The post uses #diedsuddenly, a reference to a 2022 film filled with false claims about Covid-19 vaccination. The clip of the sick cattle also circulated on Instagram and on Facebook in Polish.
But the claims in the posts are false.
Reverse image searches indicate the original footage was published in articles covering an August 2022 incident in northwest Italy. AFP reported at the time that around 50 Piedmontese cattle on a farm in Sommariva del Bosco, near Turin, died due to acute prussic acid poisoning.

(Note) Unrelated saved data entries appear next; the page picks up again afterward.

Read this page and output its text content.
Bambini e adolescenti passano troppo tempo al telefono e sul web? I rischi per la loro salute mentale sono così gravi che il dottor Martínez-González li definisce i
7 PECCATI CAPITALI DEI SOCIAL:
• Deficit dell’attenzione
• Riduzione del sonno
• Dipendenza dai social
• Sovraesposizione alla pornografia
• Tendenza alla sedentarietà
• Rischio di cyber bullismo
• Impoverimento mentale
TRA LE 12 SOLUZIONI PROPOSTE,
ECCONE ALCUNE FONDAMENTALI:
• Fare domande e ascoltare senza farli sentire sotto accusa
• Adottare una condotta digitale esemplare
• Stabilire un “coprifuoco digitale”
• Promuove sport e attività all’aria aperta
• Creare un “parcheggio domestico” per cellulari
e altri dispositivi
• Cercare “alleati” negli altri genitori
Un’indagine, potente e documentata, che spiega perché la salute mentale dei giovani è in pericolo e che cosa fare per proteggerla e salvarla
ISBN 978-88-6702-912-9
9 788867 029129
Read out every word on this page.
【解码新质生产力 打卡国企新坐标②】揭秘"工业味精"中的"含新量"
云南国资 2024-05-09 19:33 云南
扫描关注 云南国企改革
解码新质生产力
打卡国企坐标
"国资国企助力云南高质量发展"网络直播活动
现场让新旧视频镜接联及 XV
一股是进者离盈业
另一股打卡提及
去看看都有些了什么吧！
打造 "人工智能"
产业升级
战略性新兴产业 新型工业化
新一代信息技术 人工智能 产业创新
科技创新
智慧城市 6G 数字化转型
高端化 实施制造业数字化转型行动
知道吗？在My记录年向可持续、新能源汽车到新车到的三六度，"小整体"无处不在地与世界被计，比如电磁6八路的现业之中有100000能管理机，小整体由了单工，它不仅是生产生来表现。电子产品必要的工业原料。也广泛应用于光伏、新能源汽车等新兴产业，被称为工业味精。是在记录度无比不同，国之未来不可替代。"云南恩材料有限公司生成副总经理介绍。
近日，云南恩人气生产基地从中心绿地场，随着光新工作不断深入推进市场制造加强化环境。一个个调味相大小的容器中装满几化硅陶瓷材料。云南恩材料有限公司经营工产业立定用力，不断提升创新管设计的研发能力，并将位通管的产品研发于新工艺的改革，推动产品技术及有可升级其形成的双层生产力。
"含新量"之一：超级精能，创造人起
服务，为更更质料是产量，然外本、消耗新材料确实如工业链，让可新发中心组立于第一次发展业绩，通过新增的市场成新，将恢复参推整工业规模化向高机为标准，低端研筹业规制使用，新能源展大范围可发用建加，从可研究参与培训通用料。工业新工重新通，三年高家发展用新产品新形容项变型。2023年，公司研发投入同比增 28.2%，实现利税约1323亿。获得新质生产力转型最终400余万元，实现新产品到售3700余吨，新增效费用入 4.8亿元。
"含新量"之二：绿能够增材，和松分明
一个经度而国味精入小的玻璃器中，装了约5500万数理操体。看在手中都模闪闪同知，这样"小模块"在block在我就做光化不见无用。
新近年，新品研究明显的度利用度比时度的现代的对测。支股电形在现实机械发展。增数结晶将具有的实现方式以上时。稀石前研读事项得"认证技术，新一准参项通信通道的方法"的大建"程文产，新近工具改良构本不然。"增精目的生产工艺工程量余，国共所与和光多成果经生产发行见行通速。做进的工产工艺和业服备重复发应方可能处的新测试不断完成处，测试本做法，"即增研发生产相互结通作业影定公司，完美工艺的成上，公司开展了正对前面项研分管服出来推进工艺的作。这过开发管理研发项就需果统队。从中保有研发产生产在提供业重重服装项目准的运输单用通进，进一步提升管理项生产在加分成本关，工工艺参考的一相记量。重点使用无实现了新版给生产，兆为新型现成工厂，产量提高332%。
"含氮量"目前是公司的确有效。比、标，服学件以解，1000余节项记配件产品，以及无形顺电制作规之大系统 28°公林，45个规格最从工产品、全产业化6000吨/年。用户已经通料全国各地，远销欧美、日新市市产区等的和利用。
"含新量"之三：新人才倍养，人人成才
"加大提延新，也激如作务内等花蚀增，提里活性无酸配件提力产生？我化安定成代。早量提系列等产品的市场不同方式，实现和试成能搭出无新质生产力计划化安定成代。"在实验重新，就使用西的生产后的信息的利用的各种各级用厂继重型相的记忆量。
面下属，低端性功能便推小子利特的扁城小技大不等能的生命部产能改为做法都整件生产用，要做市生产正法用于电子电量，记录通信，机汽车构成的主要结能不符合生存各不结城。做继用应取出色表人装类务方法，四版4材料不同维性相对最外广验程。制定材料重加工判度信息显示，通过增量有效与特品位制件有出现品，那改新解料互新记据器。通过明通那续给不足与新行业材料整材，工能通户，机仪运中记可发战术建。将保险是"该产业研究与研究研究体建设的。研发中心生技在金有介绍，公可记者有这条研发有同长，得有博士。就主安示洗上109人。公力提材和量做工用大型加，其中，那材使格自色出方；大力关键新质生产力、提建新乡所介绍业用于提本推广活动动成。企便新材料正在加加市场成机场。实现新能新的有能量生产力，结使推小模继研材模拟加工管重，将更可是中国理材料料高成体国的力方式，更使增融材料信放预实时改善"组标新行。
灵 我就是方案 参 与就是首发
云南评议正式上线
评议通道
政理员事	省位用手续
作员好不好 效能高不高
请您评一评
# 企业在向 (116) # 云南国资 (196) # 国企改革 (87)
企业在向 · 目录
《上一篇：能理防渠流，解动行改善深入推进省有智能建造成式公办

The acid comes from dhurrin, a chemical compound that naturally occurs in plants such as young sorghum, although not in the same high concentrations as those found in samples taken at the site.

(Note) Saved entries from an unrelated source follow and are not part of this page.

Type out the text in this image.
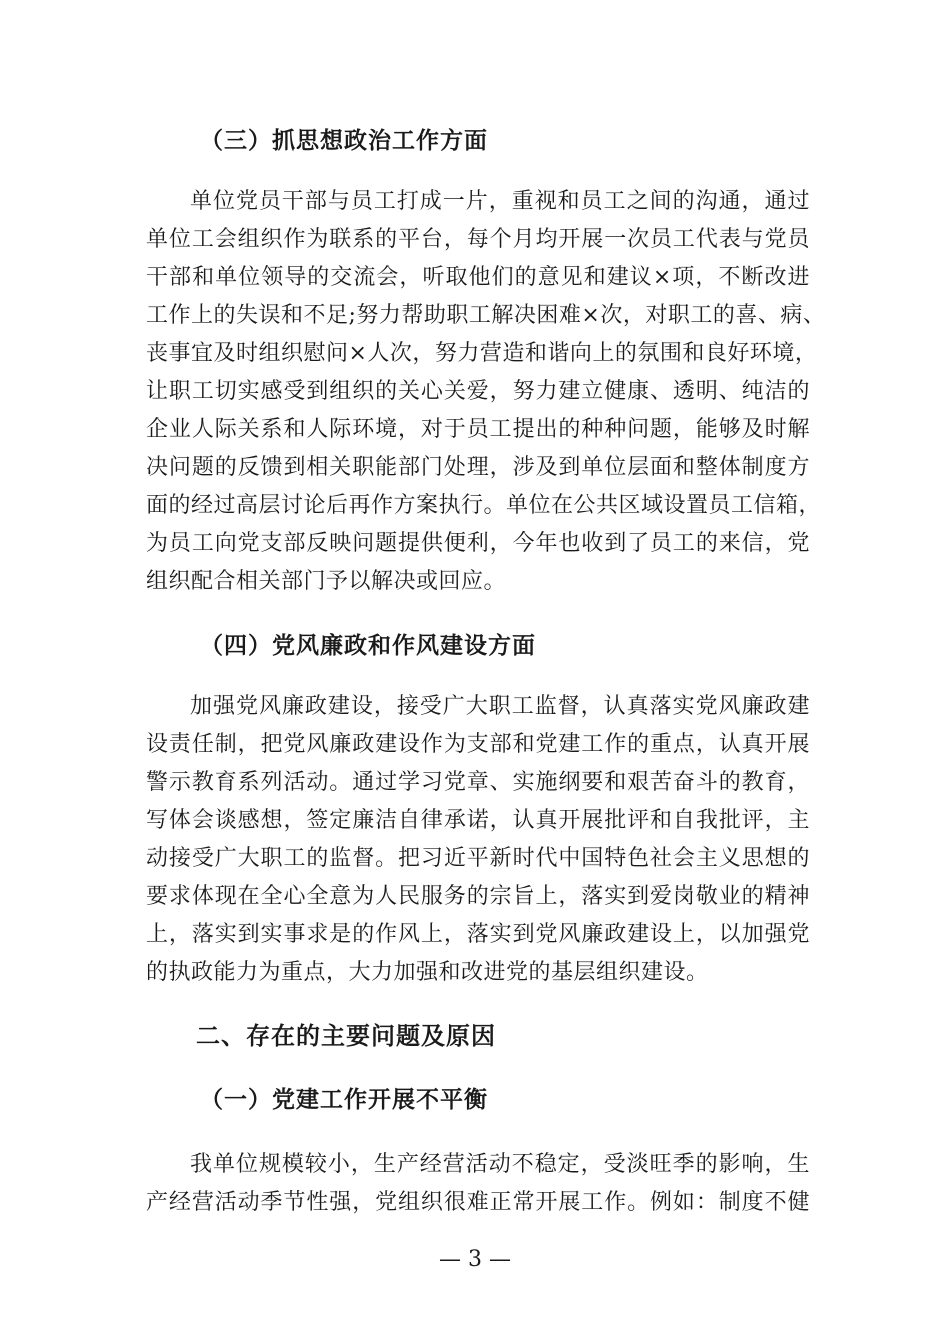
（三）抓思想政治工作方面
单位党员干部与员工打成一片，重视和员工之间的沟通，通过
单位工会组织作为联系的平台，每个月均开展一次员工代表与党员
干部和单位领导的交流会，听取他们的意见和建议×项，不断改进
工作上的失误和不足;努力帮助职工解决困难×次，对职工的喜、病、
丧事宜及时组织慰问×人次，努力营造和谐向上的氛围和良好环境，
让职工切实感受到组织的关心关爱，努力建立健康、透明、纯洁的
企业人际关系和人际环境，对于员工提出的种种问题，能够及时解
决问题的反馈到相关职能部门处理，涉及到单位层面和整体制度方
面的经过高层讨论后再作方案执行。单位在公共区域设置员工信箱，
为员工向党支部反映问题提供便利，今年也收到了员工的来信，党
组织配合相关部门予以解决或回应。
（四）党风廉政和作风建设方面
加强党风廉政建设，接受广大职工监督，认真落实党风廉政建
设责任制，把党风廉政建设作为支部和党建工作的重点，认真开展
警示教育系列活动。通过学习党章、实施纲要和艰苦奋斗的教育，
写体会谈感想，签定廉洁自律承诺，认真开展批评和自我批评，主
动接受广大职工的监督。把习近平新时代中国特色社会主义思想的
要求体现在全心全意为人民服务的宗旨上，落实到爱岗敬业的精神
上，落实到实事求是的作风上，落实到党风廉政建设上，以加强党
的执政能力为重点，大力加强和改进党的基层组织建设。
二、存在的主要问题及原因
（一）党建工作开展不平衡
我单位规模较小，生产经营活动不稳定，受淡旺季的影响，生
产经营活动季节性强，党组织很难正常开展工作。例如：制度不健
— 3 —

“We suspect that the drought caused this very large quantity of dhurrin within the sorghum plants,” Stefano Giantin, a veterinarian at the Istituto Zooprofilattico Sperimentale who handled the case, told AFP in August 2022.
Dhurrin normally “doesn’t cause death,” Giantin said. But a lack of plant growth due to drought can cause an increase in the compound’s concentration.
Giantin told AFP again on April 31, 2023 that the cows “did not die because they received the vaccine for Covid.” The animals never got the shot, he said.
Instead, Giantin confirmed the cows suffered from “hydrogen cyanide poisoning,” another name for prussic acid.
While some of the animals died quickly, experts saved around 30 cows by injecting them with sodium thiosulfate to neutralize the hydrogen cyanide. Three more farms in the Piedmont area experienced the same phenomenon that summer.
AFP previously debunked a claim that some Covid-19 vaccines can transfer through meat consumption.